There were two stand-out favourites: The West Wing and The Wire.

( The Wire, in case you don’t know was the parallel lives of drugs dealers and the police and we spent quite a lot of time leaning forward and saying to each other, ‘What did he say?’ After all, a very small television with poor sound does not help with black Baltimore ‘patois’ for two middle aged white people.

The drug dealer did a qualification in business and the police went out and got drunk – but of courser, dear reader there is much more to it than than that and I highly recommend you find yourself some wet-winter-time to settle down and watch it.)

Friends of ours in similar situations used to ration themselves to one episode a night – or in some puritanical households, to one a week.

But the BB and I are greedy and used to egg each other one for ‘just another.’

We watched The West Wing – all through, all seven series, several times.

Good Lord, I wish Jed Bartlett was the current president of the US and Josh and Toby were in charge and C.J was handling the press corps, but we have what we have.

There is one scene when Jed who, in case you don’t know is the President, is doing a press conference and one journalist doesn’t stand when he walks into the room because she is against his liberal policy on gay rights.

Here it is: https://www.youtube.com/watch?v=1T9vmN62wf8

After that, dear reader, you shouldn’t be back here reading this, you should be out buying the brilliant West Wing box set.

(And in case you want more ammunition here are some others you can use http://www.tickld.com/x/the-next-time-someone-uses-the-bible-to-say-homosexuality-is-a-sin)

 

 

 

Cockroaches and Balls

The other day seemed to be one of those when the strangest donations come to light in the Oxfam bookshop.

A lot of our donations are repetitive and can I say, just sometimes a little boring, but now and then you find something interesting and odd in many senses of the word.

I am sure there is a book about any and every subject out there somewhere and many seem to find a (hopefully, temporary) home in Deepest Sussex.

Before now, I have found a book on making your own horse-riding equipment and one on how to chop and stack wood the Norwegian way.
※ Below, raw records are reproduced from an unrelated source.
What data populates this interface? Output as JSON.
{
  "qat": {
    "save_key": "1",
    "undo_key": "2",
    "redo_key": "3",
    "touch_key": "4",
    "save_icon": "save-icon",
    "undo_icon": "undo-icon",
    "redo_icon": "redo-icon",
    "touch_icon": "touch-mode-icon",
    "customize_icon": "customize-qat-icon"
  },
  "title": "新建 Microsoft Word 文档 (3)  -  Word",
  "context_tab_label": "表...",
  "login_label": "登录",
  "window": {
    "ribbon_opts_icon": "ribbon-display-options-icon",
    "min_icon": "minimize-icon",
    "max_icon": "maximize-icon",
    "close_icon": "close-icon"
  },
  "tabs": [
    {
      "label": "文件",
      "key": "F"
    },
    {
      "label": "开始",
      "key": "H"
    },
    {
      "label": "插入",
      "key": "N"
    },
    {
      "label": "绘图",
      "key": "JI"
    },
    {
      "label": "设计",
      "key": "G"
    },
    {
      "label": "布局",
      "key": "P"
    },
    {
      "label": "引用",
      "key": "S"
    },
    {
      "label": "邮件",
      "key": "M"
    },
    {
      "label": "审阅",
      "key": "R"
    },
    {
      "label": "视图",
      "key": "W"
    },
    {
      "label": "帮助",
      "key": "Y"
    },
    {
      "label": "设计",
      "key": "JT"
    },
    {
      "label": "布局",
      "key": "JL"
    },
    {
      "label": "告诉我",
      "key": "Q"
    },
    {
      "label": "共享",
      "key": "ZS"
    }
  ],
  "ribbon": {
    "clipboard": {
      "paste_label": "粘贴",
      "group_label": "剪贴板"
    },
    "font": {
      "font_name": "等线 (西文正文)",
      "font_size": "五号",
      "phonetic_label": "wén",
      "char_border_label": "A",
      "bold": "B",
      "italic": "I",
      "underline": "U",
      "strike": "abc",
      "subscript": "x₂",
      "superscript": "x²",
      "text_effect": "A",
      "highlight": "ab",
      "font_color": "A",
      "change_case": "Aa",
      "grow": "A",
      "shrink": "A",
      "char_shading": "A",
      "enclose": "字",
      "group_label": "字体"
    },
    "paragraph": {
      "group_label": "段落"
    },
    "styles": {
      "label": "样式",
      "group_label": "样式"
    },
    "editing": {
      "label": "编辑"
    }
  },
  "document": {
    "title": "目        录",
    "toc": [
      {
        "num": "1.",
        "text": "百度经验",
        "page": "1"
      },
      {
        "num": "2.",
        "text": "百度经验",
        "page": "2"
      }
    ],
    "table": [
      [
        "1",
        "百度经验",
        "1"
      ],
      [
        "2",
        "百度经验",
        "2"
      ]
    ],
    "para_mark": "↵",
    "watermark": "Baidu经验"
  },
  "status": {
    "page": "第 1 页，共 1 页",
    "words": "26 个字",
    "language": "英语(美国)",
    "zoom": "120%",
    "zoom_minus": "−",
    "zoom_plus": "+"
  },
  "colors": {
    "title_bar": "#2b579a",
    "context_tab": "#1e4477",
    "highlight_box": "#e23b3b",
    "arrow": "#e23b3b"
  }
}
So, the other day I found a coffee table book on Anatolian Vernacular Architecture. Not a usual find and one that is, perhaps surprisingly, worth a bit and now is listed, should your heart be beating a little faster, on Oxfam Online.

And then I came across a collection of old Spurs books. I am not a football fan but I was rather taken with the delightful History of Tottenham Hotspur FC 1882 – 1946. Spurs was referred to as the Hotspur Athletic Club – how charming is that?

And then, my cup runneth over when I found this:

img_3081

 

Now isn’t that splendid?

And if that wasn’t enough, I found this book which was the answer any anyone’s Christmas book present dilemma. It is the book, I thought, that anyone would want in their stocking. This is it:

img_3083

I tweeted to that effect and it got a few likes and re-tweeted gently around the Oxfam network, and it made me laugh.

Low and behold, I was at home this afternoon when my Oxfam manager rang me and said, ‘I’ve had someone on the phone – something about social media and cockroaches – is that anything to do with you? ‘

Someone wanted the buy the book! So over the phone, I directed my manager to various alternative possible places where I could have  stashed it.

( You should go behind the scenes at an Oxfam bookshop one day to understand that things are run on stashes, piles, boxes, shelves, bags and things stuffed into all sorts of places.

Every now and then I get round to sorting out an area and find all sorts – the skeleton of a forgotten volunteer, for example.)

Anyway, he found it, we put the price up a bit, and I wait to hear who bought it. If I’d been there with the customer I would have asked for the whole story about who was going to be so delighted on Christmas Day but I guess, I will never know.